В маске мой отец — пчельник, пекущийся о пчелах, что жужжат вокруг него, прямо над ухом. Он зашел на пасеку, сложив руки на груди, у самых ключиц, будто пробираясь через крапиву. На правой руке видны синие клейма. На левой, между сухожилиями, три царапины: от кривого садового ножа, соскочившего с ветки, которую ему предстояло срезать; от шпор петуха, не желавшего умирать; от чьих-то когтей или ногтей.

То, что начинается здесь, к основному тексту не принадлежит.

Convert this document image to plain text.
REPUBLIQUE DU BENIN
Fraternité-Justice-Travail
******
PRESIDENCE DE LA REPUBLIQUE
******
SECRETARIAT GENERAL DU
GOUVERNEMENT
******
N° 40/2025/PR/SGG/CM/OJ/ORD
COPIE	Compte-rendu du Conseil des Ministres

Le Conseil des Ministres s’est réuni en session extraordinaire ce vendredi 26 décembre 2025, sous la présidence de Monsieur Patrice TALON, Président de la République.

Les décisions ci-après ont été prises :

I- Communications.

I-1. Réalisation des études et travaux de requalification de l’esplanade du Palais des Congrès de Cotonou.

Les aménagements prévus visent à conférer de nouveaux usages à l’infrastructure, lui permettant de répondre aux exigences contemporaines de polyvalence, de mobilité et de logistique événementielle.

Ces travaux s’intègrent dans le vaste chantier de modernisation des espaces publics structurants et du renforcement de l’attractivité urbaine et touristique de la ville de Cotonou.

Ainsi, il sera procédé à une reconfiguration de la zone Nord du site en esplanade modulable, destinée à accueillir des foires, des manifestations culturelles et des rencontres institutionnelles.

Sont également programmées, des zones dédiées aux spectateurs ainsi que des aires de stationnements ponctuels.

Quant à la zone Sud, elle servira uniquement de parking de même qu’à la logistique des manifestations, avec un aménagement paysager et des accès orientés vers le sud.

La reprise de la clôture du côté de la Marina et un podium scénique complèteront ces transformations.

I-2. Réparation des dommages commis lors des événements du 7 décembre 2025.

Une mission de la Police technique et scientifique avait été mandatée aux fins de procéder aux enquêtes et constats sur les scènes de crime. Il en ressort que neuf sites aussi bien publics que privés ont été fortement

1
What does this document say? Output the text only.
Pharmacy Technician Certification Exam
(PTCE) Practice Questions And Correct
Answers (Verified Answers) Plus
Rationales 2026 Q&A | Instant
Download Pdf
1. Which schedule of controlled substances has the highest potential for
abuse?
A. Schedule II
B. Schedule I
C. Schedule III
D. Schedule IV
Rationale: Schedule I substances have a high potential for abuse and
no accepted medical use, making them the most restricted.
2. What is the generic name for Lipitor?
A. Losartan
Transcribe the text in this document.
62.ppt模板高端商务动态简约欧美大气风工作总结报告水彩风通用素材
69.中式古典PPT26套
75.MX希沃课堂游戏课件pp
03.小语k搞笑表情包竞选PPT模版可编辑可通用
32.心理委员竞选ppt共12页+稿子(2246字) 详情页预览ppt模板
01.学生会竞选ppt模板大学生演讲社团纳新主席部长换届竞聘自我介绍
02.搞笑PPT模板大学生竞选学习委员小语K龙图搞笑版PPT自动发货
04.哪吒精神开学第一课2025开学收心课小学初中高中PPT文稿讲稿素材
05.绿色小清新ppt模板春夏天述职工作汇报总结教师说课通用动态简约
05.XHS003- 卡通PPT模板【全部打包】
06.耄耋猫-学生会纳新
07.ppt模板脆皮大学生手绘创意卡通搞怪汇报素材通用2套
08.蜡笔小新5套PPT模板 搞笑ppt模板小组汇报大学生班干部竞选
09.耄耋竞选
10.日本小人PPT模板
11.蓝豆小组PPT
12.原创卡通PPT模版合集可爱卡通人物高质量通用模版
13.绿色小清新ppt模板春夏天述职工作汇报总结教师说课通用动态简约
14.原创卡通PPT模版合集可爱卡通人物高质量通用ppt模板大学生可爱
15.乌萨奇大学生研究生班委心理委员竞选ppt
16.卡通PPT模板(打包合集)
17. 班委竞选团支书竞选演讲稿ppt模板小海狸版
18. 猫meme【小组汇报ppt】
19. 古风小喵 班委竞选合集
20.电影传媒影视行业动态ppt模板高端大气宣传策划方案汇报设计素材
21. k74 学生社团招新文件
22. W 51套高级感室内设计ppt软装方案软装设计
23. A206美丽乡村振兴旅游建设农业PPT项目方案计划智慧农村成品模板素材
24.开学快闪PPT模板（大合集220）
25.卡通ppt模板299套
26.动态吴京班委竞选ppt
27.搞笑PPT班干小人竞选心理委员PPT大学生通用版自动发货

Пчеловод зашел к себе в хибарку, в древний нужник, из которого убрали все специфические принадлежности. У него болела голова, трудно дышалось, его клонило в сон, туловище словно бороздили однообразные и яростные колонны мурашек. Он нес тяжелый, объемистый мешок с тридцатью шестью парами обуви, ботинок и сапог, стоптанных и замызганных его отпрысками. Сфузив ношу, он заметил, что держит в левой руке свой лесной топор, который ему ни к чему, и, швырнув сквозь фрамугу, избавился от него. Оконное стекло разлетелось вдребезги, топорище, дрожа мелкой дрожью, застряло. Очумевшие пчелы, опадая хлопьями пепла на волосатую грудь отца, жалили, не давая забыть, что он все еще жив.
Я как раз возвращался. Увидел топор и стеклянное крошево.
В углу окна пчелы соорудили гнездо. Дом был кирпичный, окна нараспашку, на балконе сушилось белье. В постройку они вложили только свою работу: расширили расщелину между кирпичами, раскрошили позеленевший и рыхлый раствор и теперь жужжали у меня над ухом почти так же, как осы, соорудившие гнездо в уголке благолепной картины в часовне святилища госпожи света. Те слегка оцарапали позолоту, из которой были сотканы сети рыбарей. Нас, порхая к деревьям, задевают бабочки. Шершни, преследуя лошадей, шибают нас по лбу. В фруктовом саду царит желтизна, оттенок отлагающегося по берегу ила. Что-то падает с крашеного потолка. Может, несколько чешуек с крыльев бабочек? Свет? Солнце? Нет, вновь позолота, которую ободрали своими крыльями летучие мыши. Она упала к моим ногам, это вовсе не золото, а штукатурка, гипс, из которого я сделан, ибо я, кажется, леплен не из персти, не из брения земного, которым оплывали прибрежные утесы, которое отделялось от скалистых склонов, которое являет собой помол ракушек и скарабеев, чистый песок и гравий, увертливый и рассыпчатый. Я, не иначе, вылеплен из мела, из смоченного мокротой мела.
А когда я смержу, я пахну как ты. Словно голова закатилась под шкаф и там преспокойно засохла, рыбья голова, кроличья или какая другая башка. Поблескивает треска, скисает молоко, сворачивается и застывает, смоквы сплющиваются и сочатся, гниют апельсины, высыхают и зеленеют, перед тем как рассыпаться пылью. Все было оставлено плесневеть, потом вымели порошок, который обрел желтизну серы и от которого облезал язык. То, что виднеется на траве, нечто золоченое, желтое как золото, этакие соломинки, трубочки, это всего-навсего нанесенная птицами, набранная по скирдам и навозным кучам солома.
Когда я смержу, я пахну как ты.
ПЕРВОЗДАННОЕ БЕЗУМИЕ
I
КТО-ТО
Произошло это уже давно и именно так, как происходит обычно. Именно так, как будет происходить раз за разом. Стены пошли трещинами, дома рухнули, потому что город трясло, а город трясло, потому что сланцевые холмы, на которых он был возведен, вздымались от разных волн и толчков. Среди тесаных камней, деревьев, людей воцарилось великое смятение. Никто не мог точно сказать, что было сначала, шум или толчок, зато кто-то припомнил, что катаклизму предшествовал чей-то крик или лай. Тот, кто знал, что именно происходит, еще глубже осознал происходящее. Тот, кто происходящего опасался, скончался от страха. Тот, кто не знал законов происходящего, так и остался в неведении.